Decrease in serum C-reactive protein levels by troglitazone is associated with pretreatment insulin resistance, but independent of its effect on glycemia, in type 2 diabetic subjects.

Insulin-sensitizing thiazolidinediones (TZDs) decrease inflammatory markers such as high-sensitive C-reactive protein (hsCRP) in sera in addition to their hypoglycemic effects. However, factors associated with the decrease in serum hsCRP concentrations are unclear. In the present study, an effect of troglitazone on serum hsCRP levels was investigated and compared with its effect on glycemia. A total of 34 subjects with type 2 diabetes (17 men and 17 women, aged 54+/-2 years and body mass index (BMI) 26.7+/-0.6 kg/m(2), mean+/-S.E.) were studied. Nineteen out of the 34 subjects was treated with troglitazone 400mg daily for 12 weeks. The remaining 15 subjects were treated with metformin 750 mg daily as a control group. Baseline hsCRP levels were comparable between the two groups, and those were positively associated with fasting insulin levels.
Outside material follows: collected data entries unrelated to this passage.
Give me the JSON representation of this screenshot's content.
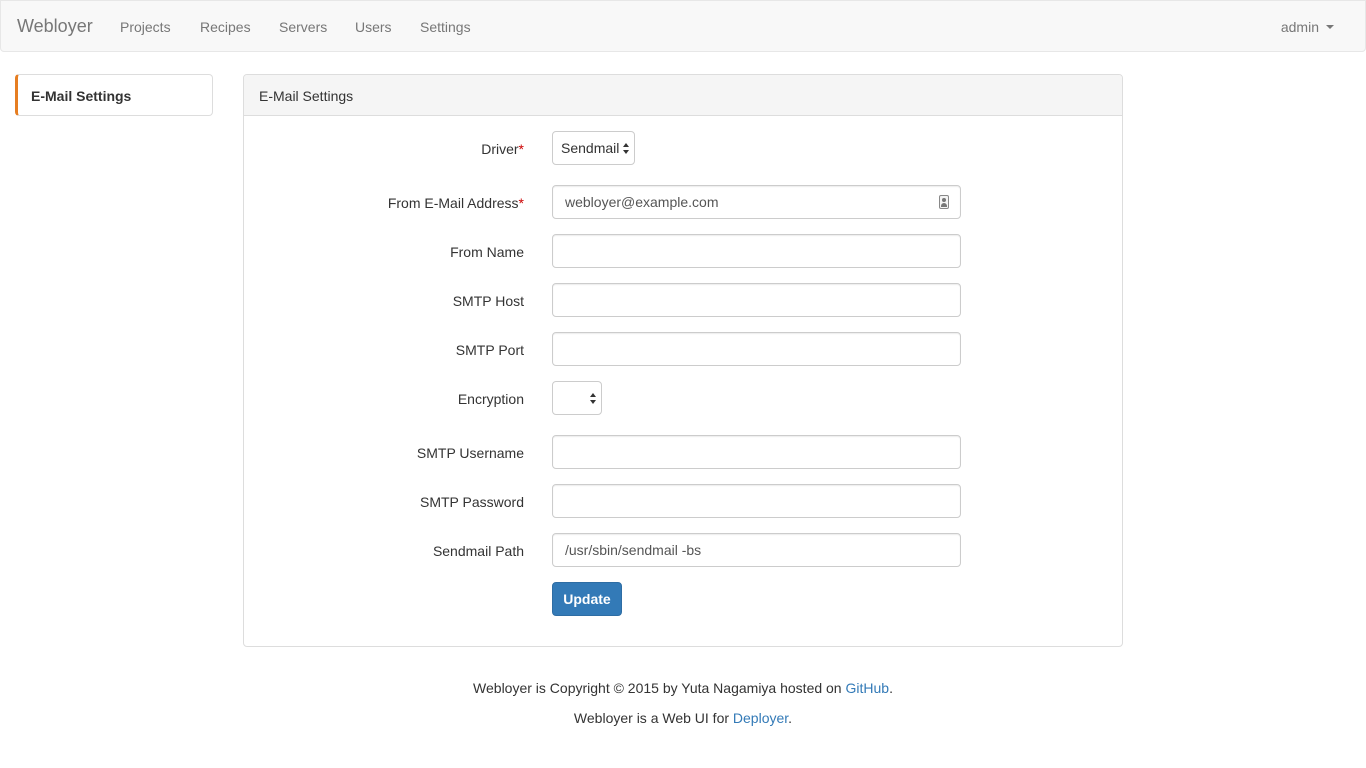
{
  "navbar": {
    "brand": "Webloyer",
    "links": [
      "Projects",
      "Recipes",
      "Servers",
      "Users",
      "Settings"
    ],
    "user_menu": "admin"
  },
  "sidebar": {
    "items": [
      {
        "label": "E-Mail Settings",
        "active": true
      }
    ]
  },
  "panel": {
    "title": "E-Mail Settings"
  },
  "form": {
    "driver": {
      "label": "Driver",
      "required": "*",
      "value": "Sendmail"
    },
    "from_address": {
      "label": "From E-Mail Address",
      "required": "*",
      "value": "webloyer@example.com"
    },
    "from_name": {
      "label": "From Name",
      "value": ""
    },
    "smtp_host": {
      "label": "SMTP Host",
      "value": ""
    },
    "smtp_port": {
      "label": "SMTP Port",
      "value": ""
    },
    "encryption": {
      "label": "Encryption",
      "value": ""
    },
    "smtp_username": {
      "label": "SMTP Username",
      "value": ""
    },
    "smtp_password": {
      "label": "SMTP Password",
      "value": ""
    },
    "sendmail_path": {
      "label": "Sendmail Path",
      "value": "/usr/sbin/sendmail -bs"
    },
    "submit_label": "Update"
  },
  "footer": {
    "line1_prefix": "Webloyer is Copyright © 2015 by Yuta Nagamiya hosted on ",
    "line1_link": "GitHub",
    "line1_suffix": ".",
    "line2_prefix": "Webloyer is a Web UI for ",
    "line2_link": "Deployer",
    "line2_suffix": "."
  },
  "colors": {
    "accent": "#e67e22",
    "primary": "#337ab7",
    "required": "#cc0000"
  }
}
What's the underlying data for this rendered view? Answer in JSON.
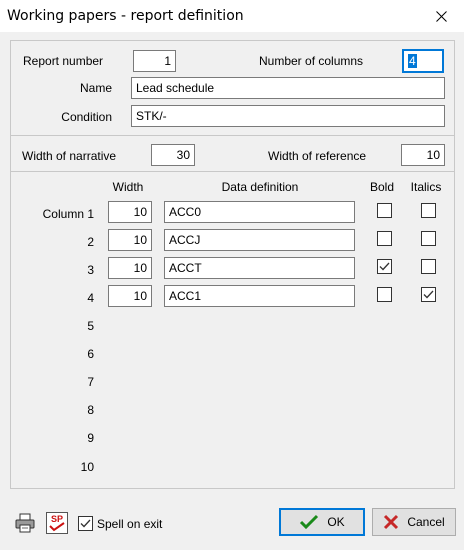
{
  "window": {
    "title": "Working papers - report definition"
  },
  "header": {
    "report_number_label": "Report number",
    "report_number_value": "1",
    "number_of_columns_label": "Number of columns",
    "number_of_columns_value": "4",
    "name_label": "Name",
    "name_value": "Lead schedule",
    "condition_label": "Condition",
    "condition_value": "STK/-"
  },
  "widths": {
    "narrative_label": "Width of narrative",
    "narrative_value": "30",
    "reference_label": "Width of reference",
    "reference_value": "10"
  },
  "columns_table": {
    "headers": {
      "width": "Width",
      "data_definition": "Data definition",
      "bold": "Bold",
      "italics": "Italics"
    },
    "rows": [
      {
        "label": "Column 1",
        "width": "10",
        "definition": "ACC0",
        "bold": false,
        "italics": false
      },
      {
        "label": "2",
        "width": "10",
        "definition": "ACCJ",
        "bold": false,
        "italics": false
      },
      {
        "label": "3",
        "width": "10",
        "definition": "ACCT",
        "bold": true,
        "italics": false
      },
      {
        "label": "4",
        "width": "10",
        "definition": "ACC1",
        "bold": false,
        "italics": true
      },
      {
        "label": "5"
      },
      {
        "label": "6"
      },
      {
        "label": "7"
      },
      {
        "label": "8"
      },
      {
        "label": "9"
      },
      {
        "label": "10"
      }
    ]
  },
  "footer": {
    "spell_on_exit_label": "Spell on exit",
    "spell_on_exit_checked": true,
    "spell_icon_text": "SP",
    "ok_label": "OK",
    "cancel_label": "Cancel"
  },
  "icons": [
    "close-icon",
    "printer-icon",
    "spell-check-icon",
    "checkmark-icon",
    "cancel-x-icon"
  ],
  "colors": {
    "focus_blue": "#0078d7",
    "ok_green": "#1a8a1a",
    "cancel_red": "#c62828"
  }
}
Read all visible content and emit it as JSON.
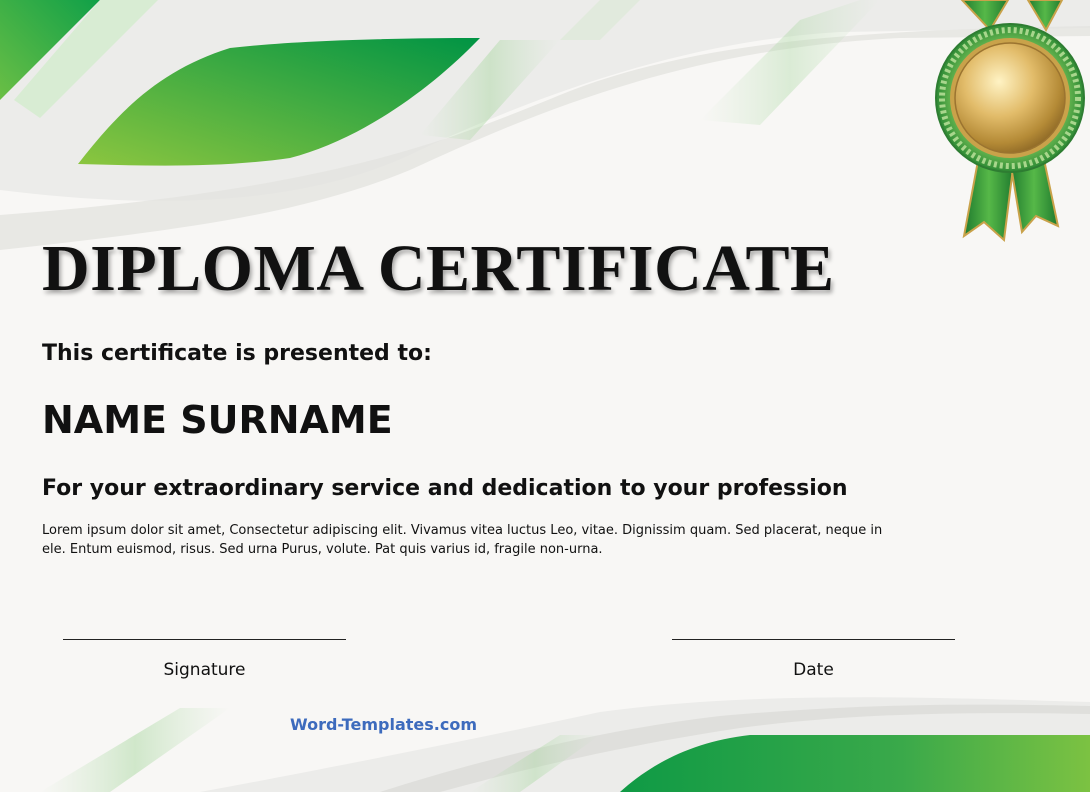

After treatment, glycemic control assessed by HbA1c and fasting glucose levels improved in both groups, whereas insulin sensitivity index estimated by homeostasis model assessment (HOMA-R) decreased only in the troglitazone-treated group. Serum levels of hsCRP significantly decreased from 916+/-210 ng/ml to 569+/-123 ng/ml (P<0.05) in the troglitazone-treated group, whereas the levels remained unchanged in the metformin-treated group (from 1087+/-248 ng/ml to 1152+/-301 ng/ml). In the troglitazone-treated group, there was no difference in the absolute and percent change in serum hsCRP levels between responders, who displayed the decrease in HbA1c greater than 0.6% (n=12), and the remaining non-responders (n=7). The decrease in serum hsCRP concentrations was negatively related to baseline levels of serum hsCRP and insulin and HOMA-R. In conclusion, troglitazone, but not metformin, reduced serum hsCRP levels in type 2 diabetic patients. The decrease in serum hsCRP concentrations by troglitazone was associated with the pretreatment levels of hsCRP and insulin resistance, but independent of the changes in glycemia.